In a typical Web application, we have Controllers that represent a component which receives HttpServletRequest and HttpServletResponse instances just like an HttpServlet and is also able to participate in an MVC workflow. Spring offers a base interface Controller, while Struts has the notion of an Action. This controller intercepts the request and creates a Command object out of the request parameters. The framework takes care of this object creation and population through the usual JavaBeans engine of property setters and getters and additional property editors (as in Spring). This Command object can be the domain object itself or it may have the domain object wrapped in it - the application developer knows how to get the domain object out of the command object.

Step 3: Validate the Domain Object Before Submission

Once the controller has successfully populated the command object, it executes all the validators registered to validate the object.
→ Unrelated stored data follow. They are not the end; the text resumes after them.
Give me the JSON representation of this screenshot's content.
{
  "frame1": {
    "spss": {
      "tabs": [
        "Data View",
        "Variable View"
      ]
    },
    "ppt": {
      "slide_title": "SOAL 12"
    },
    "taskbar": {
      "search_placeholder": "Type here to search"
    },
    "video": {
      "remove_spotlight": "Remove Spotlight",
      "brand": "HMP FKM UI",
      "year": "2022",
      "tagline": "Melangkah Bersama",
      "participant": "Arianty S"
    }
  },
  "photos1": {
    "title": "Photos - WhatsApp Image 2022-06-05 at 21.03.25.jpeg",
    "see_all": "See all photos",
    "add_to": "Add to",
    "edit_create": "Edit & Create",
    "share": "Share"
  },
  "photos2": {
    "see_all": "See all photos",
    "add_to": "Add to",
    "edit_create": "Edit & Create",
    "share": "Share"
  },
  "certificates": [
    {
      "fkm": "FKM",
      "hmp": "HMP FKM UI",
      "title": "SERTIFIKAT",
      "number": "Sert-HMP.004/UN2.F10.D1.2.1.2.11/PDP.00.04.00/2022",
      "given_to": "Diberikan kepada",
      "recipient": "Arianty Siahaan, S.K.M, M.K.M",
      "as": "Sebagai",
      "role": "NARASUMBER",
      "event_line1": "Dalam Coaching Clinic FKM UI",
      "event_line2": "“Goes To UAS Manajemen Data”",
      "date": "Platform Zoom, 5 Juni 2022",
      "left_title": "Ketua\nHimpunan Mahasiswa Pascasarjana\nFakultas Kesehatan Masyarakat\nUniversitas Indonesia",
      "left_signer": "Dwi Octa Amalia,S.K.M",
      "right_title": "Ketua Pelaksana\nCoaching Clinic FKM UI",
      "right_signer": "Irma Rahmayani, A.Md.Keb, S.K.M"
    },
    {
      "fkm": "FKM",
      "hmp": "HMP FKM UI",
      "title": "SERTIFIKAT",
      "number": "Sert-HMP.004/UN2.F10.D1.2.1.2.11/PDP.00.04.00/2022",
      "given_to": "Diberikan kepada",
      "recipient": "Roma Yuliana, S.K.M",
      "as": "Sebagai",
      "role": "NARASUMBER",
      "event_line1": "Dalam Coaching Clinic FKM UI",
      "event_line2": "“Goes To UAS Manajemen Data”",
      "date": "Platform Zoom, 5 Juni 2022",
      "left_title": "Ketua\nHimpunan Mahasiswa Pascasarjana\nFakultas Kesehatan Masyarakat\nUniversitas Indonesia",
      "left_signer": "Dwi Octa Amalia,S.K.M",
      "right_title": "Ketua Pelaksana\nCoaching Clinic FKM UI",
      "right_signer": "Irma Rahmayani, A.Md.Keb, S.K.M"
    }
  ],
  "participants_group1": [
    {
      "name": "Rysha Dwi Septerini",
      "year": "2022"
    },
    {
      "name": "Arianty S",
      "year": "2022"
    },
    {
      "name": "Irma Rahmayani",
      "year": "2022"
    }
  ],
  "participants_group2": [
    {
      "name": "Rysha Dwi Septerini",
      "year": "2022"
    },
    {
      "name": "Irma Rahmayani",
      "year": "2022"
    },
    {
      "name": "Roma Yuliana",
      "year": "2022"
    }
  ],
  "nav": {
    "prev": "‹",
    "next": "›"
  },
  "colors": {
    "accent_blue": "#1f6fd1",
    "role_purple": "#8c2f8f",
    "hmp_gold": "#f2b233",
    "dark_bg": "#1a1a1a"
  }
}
Instead of automatically triggering the validation as part of data binding, Spring also offers callbacks to do the same as post-processing of the binding phase. The following snippet is from the Spring samples (jpetstore):

import org.springframework.samples.jpetstore.domain.Account;

protected void onBindAndValidate(HttpServletRequest request,
  Object command, BindException errors)
    throws Exception {

  // command object
  AccountForm accountForm = (AccountForm) command;
  // domain object (POJO)
  Account account = accountForm.getAccount();

  // validate the object
  getValidator().validate(account, errors);

The above strategy describes how the validation logic is bubbled up from the domain layer and is used by the controller to send error messages to the user from the web tier. All the validation logic is centralized in the validator abstraction and is executed through validator.validate(..) and the errors being propagated through the exception structure.


  • Validators are domain level objects.

  • Validators are separate abstractions from the domain classes.

  • Validators can be "mixed-in" through interceptors if required.

  • Validators encapsulate "syntax" as well as "semantics" of the domain object.

  • In a typical Web application, validators can be wired together with Controllers, DAOs etc. to provide services at the other tiers of the application. Yet they are not coupled with any abstraction of the other layers of the application.

1 comment:

Anonymous said...

Spring has org.springframework.validation.Validator

why does the Spring example not use that approach?